I have taught high school science for almost 20 years. I have NEVER had a certified special education teacher with me in the classroom. I have over 150 students total, with 21 students who have IEPs. After nearly three months, I finally received an instructional assistant in some but not all of my class periods this school year. I do feel that without help from the special education teachers in my classroom, the time I must devote to the inclusion students significantly takes away from the time I can spend with other students. The students I have who are emotionally disturbed do cause major amount of disruptions during the class period. Sometimes as frequently as every few minutes. Instruction time is repeatedly interrupted. Today I finally had to ask a certified special education teacher on staff at our school to please come to my classroom very soon to observe the challenges I am having. I am trained in my content area, and I like most other high school teachers am not trained to fully meet the needs of these students by myself. I would very much appreciate some expertise from the special education department in my classroom.

Annie 04.11.12 at 9:15 am

Amen! I am a parent of public school students, and I am extremely frustrated. The “rights” of general ed children have been totally brushed aside in the name of inclusion – the latest and greatest fad in education. School is for learning – children should not be treated as pawns in a laboratory for social experimentation. Is it not reasonable to expect that each student obtain an education commensurate with his/her potential? (the spectrum from disabled to gifted.) Special ed teachers are trained to teach special needs children and will surely do a better job than non-trained, overwhelmed general education teachers. We are asking our teachers to do an IMPOSSIBLE task by managing these diverse classrooms and by the way, they are expected to turn out higher and higher tests scores each year. Inclusion is counterintuitive when it comes to educating kids. This is not rocket science. Where is common sense? Obviously teachers were not consulted when the “experts” in Congress made this the law of the land.

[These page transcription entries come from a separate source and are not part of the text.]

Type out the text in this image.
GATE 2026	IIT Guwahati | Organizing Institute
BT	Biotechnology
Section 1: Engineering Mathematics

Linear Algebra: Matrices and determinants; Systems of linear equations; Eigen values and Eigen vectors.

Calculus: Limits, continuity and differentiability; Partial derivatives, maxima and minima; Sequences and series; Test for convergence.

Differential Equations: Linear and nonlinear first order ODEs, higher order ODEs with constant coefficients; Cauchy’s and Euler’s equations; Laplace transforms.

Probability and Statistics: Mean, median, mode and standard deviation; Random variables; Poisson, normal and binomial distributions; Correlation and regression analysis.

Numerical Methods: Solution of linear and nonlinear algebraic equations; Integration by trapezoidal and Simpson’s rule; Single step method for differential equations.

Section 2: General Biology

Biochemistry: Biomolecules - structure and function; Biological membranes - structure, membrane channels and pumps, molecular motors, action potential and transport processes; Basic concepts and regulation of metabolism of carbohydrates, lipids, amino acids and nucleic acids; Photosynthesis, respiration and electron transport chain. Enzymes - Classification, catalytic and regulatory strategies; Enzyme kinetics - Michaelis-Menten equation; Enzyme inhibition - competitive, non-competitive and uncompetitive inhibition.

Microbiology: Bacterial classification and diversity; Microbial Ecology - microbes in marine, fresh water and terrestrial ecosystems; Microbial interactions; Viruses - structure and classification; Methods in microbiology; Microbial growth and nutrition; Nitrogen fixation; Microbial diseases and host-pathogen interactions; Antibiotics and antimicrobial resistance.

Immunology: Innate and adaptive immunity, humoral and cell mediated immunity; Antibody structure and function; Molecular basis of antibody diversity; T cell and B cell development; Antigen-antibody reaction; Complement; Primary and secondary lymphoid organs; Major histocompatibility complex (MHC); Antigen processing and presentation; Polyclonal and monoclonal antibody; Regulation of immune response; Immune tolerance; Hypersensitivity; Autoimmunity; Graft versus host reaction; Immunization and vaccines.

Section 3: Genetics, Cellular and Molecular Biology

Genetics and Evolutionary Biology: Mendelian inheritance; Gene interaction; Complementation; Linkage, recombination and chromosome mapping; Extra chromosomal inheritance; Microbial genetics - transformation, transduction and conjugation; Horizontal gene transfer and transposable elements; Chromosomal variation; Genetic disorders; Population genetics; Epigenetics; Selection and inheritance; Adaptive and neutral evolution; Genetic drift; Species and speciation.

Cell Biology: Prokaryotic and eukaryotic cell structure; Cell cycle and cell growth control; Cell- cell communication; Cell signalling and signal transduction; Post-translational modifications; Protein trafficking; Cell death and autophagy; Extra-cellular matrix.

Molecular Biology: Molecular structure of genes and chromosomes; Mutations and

Christina Thompson 09.26.12 at 8:47 am

I have a special education son and he thrives in the inclusion classroom. On the other hand, he does not have behavioral problems. I believe the class benefits from his time in the class, but there are several other special education students in the class who are extremely disruptive. They are even at times dangerous to the other students around them. I am terribly upset about the situation and feel it is my responsibility to do something about the situation. I am just worried about hurting the education of my own son in the long run.

Randy Burkhaulter 02.19.14 at 11:32 am

Wow! Your child’s right brushed aside??? How is that? What about my child? Does he not deserve an education like your child. You all have the wrong idea, and have bought in on all the myths of inclusion, shame on you all and the writer for such a hateful and completely backward approach. And just like Christina said our children can be effected like your children can be. We don’t want the world, we just want our kids to be accepted and learn from your children. Well, not your children, children who have tolerant parents.